Basics About Managing Your Corporation
While limited liability companies have become quite popular, businesses that are likely to grow into large businesses should generally operate as corporations.
Benefits of Forming a Company
The limited liability and tax benefits of doing business in the corporate form result from the corporation being treated as a separate entity. To obtain these benefits, it is important that the corporation be operated as an entity separate from its shareholders, directors, and officers. In order to do this, you must understand the role of each of the persons involved in the operation of the corporation and must comply with certain formalities in operating the corporation.
Separate Legal Entity
It is critical that you recognise the corporation as a separate entity and treat it as such. Under no circumstances should corporate and personal funds, assets, or accounts be mixed. Corporate funds should not be used to pay personal expenses, to make personal investments, or for any other purposes not related to the corporation’s business. Corporate assets should be distributed to shareholders only in the form of dividends and obligations for such things as salaries, rents, and debt payments where the board of directors has authorised the expense in advance.
The corporation should also be held out to third parties as a separate entity. All business of the corporation should be conducted in the name of the corporation, and the name of the corporation should be used on all agreements, contracts, leases, orders, and other arrangements entered into by the corporation. It should also be used on all products, signs, advertisements, correspondence, business cards, telephone directory listings, and similar items. The corporation should carry its own insurance and will be required to file its own income and employment tax returns.
The corporation can only act through individuals. However, when acting for the corporation, remember that you are acting as a representative of the corporation, and not in your individual capacity. When signing documents, you should make it clear that you are acting in a representative capacity for the corporation. For example, all documents signed on behalf of the corporation by its president should be signed, “[name of corporation] by [your name], [title].” If you fail to make your representative capacity clear, you run the risk of incurring personal liability for the obligations of the corporation.

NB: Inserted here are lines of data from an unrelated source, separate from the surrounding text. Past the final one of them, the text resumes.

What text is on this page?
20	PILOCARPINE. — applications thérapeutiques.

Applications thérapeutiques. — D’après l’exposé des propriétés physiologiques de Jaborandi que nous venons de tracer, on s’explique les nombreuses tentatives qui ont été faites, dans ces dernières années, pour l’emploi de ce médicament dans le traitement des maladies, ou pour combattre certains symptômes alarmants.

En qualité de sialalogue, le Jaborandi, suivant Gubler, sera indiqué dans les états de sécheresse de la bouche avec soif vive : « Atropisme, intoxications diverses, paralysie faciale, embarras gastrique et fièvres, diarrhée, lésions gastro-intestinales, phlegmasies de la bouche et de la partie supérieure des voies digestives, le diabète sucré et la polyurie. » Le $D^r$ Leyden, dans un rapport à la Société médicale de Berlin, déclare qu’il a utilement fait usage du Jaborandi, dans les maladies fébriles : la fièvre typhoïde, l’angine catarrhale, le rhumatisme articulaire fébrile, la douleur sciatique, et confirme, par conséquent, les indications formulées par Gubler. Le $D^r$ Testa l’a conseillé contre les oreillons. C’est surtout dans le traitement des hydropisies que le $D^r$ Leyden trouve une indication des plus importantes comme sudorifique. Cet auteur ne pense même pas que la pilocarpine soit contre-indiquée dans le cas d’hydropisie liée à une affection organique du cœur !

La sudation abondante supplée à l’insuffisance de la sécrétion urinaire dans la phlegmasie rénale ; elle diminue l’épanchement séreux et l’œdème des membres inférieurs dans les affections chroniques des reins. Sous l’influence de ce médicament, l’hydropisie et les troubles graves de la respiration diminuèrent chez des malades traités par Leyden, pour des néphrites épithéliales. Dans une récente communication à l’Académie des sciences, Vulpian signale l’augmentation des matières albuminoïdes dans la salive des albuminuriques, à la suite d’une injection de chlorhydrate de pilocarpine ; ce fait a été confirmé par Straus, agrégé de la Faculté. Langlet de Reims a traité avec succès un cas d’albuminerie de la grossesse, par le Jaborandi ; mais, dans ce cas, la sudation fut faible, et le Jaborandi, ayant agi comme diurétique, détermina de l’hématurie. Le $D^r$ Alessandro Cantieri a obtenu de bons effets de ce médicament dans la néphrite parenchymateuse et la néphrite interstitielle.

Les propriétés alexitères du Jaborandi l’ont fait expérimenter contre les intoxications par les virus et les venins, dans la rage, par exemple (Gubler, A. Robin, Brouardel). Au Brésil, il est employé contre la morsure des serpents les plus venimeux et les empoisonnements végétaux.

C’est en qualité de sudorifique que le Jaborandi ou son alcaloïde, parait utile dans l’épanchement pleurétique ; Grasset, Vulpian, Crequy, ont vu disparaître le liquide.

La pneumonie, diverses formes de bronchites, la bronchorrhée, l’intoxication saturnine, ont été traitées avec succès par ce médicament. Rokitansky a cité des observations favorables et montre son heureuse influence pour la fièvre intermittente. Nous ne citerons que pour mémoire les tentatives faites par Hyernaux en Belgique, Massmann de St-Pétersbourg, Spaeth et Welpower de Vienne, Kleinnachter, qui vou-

The shareholders, directors, and officers of the corporation all have their own roles and functions. It is important that these roles be kept separate and respected. This is particularly crucial in the case of a closely-held corporation where the same individuals likely function in several different capacities.
The shareholders own the corporation. However, they are not partners in a partnership, and they neither own the corporation’s business (which is owned by the corporation) nor manage the business (which is the function of the board of directors and officers). The shareholders own stock in the corporation and have a voice in the management of the corporation because they elect the directors of the corporation and participate in certain major decisions, such as sale of substantially all of the assets of the corporation and amendment of its certificate of incorporation. If the corporation’s existence is to be respected, it is important that the shareholders’ activities are limited to their proper role.
The shareholders must act as a group. Actions are taken at meetings, or by written consents signed by all shareholders, through the adoption of formal resolutions. A formal written record of all actions taken by the shareholders should be maintained in the corporation’s record book.
Shareholder meetings should be held at least once a year for the purpose of electing directors. Special meetings may be required if additional matters requiring shareholder approval arise.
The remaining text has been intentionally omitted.